Chapitre 4 bis
— Nel ? Ça va ?
La voix inquiète de Leticia la ramène brusquement à la réalité. Nelly sursaute, perdue un instant dans ses pensées, avant de réaliser que son fils, Louis, pleure doucement dans son berceau. Une vague de culpabilité la traverse alors qu'elle se précipite vers lui, son cœur battant plus fort. Elle s'était encore laissée emporter par ses souvenirs... et pendant ce temps, son petit garçon avait besoin d'elle.
— Là, là... murmure-t-elle d'une voix douce et rassurante en se penchant au-dessus du berceau, les mains tremblantes d'un amour infini. Maman est là, mon ange, souffle-t-elle tout en glissant ses bras sous le corps chaud de son bébé pour le soulever avec précaution.
Dès qu'elle le serre contre elle, le nourrisson cesse de pleurer, nichant sa petite tête dans le creux de son cou. Nelly l'embrasse délicatement sur le front, sentant son parfum de lait et de bébé, une odeur qui lui apporte toujours une paix immédiate.

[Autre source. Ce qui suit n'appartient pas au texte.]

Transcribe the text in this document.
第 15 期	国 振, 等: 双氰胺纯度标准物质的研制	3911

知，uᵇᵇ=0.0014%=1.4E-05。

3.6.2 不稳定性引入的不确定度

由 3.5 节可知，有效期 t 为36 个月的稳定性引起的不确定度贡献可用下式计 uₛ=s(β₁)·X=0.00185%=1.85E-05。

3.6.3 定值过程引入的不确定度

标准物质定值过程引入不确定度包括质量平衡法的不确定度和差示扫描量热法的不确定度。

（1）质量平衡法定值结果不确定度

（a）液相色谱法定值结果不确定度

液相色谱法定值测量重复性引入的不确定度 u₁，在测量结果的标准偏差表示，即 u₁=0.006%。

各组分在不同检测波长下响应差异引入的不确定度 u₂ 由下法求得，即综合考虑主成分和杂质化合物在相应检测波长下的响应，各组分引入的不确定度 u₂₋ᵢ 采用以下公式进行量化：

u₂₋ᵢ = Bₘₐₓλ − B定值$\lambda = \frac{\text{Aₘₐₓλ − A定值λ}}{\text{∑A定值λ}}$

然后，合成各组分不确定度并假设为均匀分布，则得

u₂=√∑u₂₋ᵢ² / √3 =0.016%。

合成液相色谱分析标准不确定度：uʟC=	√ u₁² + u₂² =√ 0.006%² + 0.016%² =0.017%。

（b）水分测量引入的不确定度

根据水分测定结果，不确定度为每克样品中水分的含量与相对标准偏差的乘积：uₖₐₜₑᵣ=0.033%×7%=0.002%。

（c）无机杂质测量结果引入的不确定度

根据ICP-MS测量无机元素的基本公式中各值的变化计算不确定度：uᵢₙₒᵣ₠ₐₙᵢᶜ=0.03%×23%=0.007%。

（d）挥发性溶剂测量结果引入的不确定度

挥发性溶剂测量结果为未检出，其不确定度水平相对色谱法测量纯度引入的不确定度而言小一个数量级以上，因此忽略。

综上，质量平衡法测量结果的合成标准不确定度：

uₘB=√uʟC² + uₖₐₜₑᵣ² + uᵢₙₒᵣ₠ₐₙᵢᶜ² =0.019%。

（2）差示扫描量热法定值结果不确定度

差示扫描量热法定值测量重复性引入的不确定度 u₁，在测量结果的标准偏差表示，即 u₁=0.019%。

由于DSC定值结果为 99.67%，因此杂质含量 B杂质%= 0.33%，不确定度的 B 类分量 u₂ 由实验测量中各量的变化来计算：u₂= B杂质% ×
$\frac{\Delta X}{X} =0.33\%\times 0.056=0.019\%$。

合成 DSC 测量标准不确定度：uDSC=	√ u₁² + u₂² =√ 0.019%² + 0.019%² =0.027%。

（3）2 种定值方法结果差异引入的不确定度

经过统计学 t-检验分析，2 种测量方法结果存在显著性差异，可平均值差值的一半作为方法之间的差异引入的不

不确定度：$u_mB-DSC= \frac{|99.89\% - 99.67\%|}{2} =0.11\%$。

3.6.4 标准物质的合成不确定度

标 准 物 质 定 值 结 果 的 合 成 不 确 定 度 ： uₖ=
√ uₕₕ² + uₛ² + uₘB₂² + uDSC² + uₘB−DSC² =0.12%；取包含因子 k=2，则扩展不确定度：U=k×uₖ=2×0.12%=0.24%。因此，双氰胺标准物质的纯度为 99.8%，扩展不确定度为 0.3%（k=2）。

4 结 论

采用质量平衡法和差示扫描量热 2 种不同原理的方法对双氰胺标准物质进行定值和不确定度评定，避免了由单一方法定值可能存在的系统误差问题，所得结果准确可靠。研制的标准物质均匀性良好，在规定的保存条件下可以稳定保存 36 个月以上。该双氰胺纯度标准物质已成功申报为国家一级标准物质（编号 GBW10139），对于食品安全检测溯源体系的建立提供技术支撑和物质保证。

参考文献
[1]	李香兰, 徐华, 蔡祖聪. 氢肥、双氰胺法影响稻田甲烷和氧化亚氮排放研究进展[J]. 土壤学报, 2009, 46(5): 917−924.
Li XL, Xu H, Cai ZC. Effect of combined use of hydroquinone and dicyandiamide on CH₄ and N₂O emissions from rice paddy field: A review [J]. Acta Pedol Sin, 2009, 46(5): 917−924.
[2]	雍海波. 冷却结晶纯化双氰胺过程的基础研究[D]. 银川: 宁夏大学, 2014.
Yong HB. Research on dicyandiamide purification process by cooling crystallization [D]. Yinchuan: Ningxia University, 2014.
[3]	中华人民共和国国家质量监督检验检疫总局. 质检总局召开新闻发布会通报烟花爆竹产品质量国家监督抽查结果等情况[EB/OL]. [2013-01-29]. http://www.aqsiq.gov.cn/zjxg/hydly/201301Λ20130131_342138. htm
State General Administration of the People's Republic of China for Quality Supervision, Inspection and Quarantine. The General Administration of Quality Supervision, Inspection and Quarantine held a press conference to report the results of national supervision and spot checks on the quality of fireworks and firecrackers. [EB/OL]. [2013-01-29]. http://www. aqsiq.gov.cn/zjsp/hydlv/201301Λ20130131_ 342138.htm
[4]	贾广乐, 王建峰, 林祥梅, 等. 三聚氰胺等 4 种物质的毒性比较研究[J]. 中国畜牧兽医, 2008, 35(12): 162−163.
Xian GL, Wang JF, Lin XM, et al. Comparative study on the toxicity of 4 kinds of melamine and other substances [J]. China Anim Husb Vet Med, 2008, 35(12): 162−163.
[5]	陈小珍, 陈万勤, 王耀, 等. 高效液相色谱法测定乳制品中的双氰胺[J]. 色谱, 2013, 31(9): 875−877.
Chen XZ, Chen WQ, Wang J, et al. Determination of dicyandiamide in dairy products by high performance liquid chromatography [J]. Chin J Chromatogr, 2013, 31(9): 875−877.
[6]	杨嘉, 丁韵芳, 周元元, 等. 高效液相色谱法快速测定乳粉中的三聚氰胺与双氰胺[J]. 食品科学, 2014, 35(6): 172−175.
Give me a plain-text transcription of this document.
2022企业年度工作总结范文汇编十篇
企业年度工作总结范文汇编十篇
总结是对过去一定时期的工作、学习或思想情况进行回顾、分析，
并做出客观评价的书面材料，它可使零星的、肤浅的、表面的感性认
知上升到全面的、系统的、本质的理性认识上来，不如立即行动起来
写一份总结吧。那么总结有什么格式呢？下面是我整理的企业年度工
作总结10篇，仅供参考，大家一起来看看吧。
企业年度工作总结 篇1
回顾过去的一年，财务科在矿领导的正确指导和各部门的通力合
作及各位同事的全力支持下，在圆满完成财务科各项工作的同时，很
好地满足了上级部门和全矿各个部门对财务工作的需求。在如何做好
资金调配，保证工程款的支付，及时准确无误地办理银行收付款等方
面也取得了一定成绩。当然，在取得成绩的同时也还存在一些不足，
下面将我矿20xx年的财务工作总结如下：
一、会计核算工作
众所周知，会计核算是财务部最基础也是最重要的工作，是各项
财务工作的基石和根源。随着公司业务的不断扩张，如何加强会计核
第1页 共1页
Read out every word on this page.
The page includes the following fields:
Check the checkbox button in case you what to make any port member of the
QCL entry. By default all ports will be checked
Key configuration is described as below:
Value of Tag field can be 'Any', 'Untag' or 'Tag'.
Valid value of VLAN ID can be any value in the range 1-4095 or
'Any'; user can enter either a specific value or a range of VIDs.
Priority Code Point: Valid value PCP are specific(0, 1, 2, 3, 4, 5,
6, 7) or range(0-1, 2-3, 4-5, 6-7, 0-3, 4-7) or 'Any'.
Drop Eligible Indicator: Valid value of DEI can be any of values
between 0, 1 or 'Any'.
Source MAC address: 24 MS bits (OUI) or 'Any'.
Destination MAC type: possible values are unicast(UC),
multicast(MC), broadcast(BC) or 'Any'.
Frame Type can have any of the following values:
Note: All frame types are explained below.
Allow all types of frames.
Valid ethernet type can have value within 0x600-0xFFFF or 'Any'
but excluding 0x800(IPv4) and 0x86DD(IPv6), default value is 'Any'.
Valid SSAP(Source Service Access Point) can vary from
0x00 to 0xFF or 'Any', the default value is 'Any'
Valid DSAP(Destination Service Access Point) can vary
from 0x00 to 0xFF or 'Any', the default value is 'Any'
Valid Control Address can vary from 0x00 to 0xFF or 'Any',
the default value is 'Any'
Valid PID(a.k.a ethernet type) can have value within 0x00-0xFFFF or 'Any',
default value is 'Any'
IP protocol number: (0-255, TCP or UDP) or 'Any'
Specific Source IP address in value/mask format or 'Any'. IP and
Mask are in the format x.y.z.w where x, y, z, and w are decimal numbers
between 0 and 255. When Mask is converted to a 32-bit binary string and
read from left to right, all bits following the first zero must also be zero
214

Elle le berce doucement, ses lèvres effleurant son crâne tout doux, comme pour lui rappeler qu'elle serait toujours là, quoi qu'il arrive.
— Coucou, toi ! s'exclame Leticia, tout sourire en voyant son filleul. Donne-le-moi, que je le nourrisse, mère ingrate ! plaisante-t-elle, ses yeux pétillants de malice.
Nelly secoue la tête avec un petit rire, touchée par la familiarité de leur échange. Leticia a toujours su comment la faire sourire, même dans les moments les plus tendus. Elle lui tend Louis avec précaution, le regard brillant de tendresse, puis se dirige vers le rez-de-chaussée pour préparer le biberon.
Dans la cuisine, le silence n'est plus pesant, mais apaisant. Nelly respire profondément, essayant de se recentrer. Elle ouvre l'armoire, prend la boîte de lait en poudre, et commence à préparer le biberon avec des gestes précis, presque mécaniques. Le clapotis de l'eau qui remplit le biberon est presque réconfortant, comme une routine bien ancrée qui lui permet de rester connectée à la réalité.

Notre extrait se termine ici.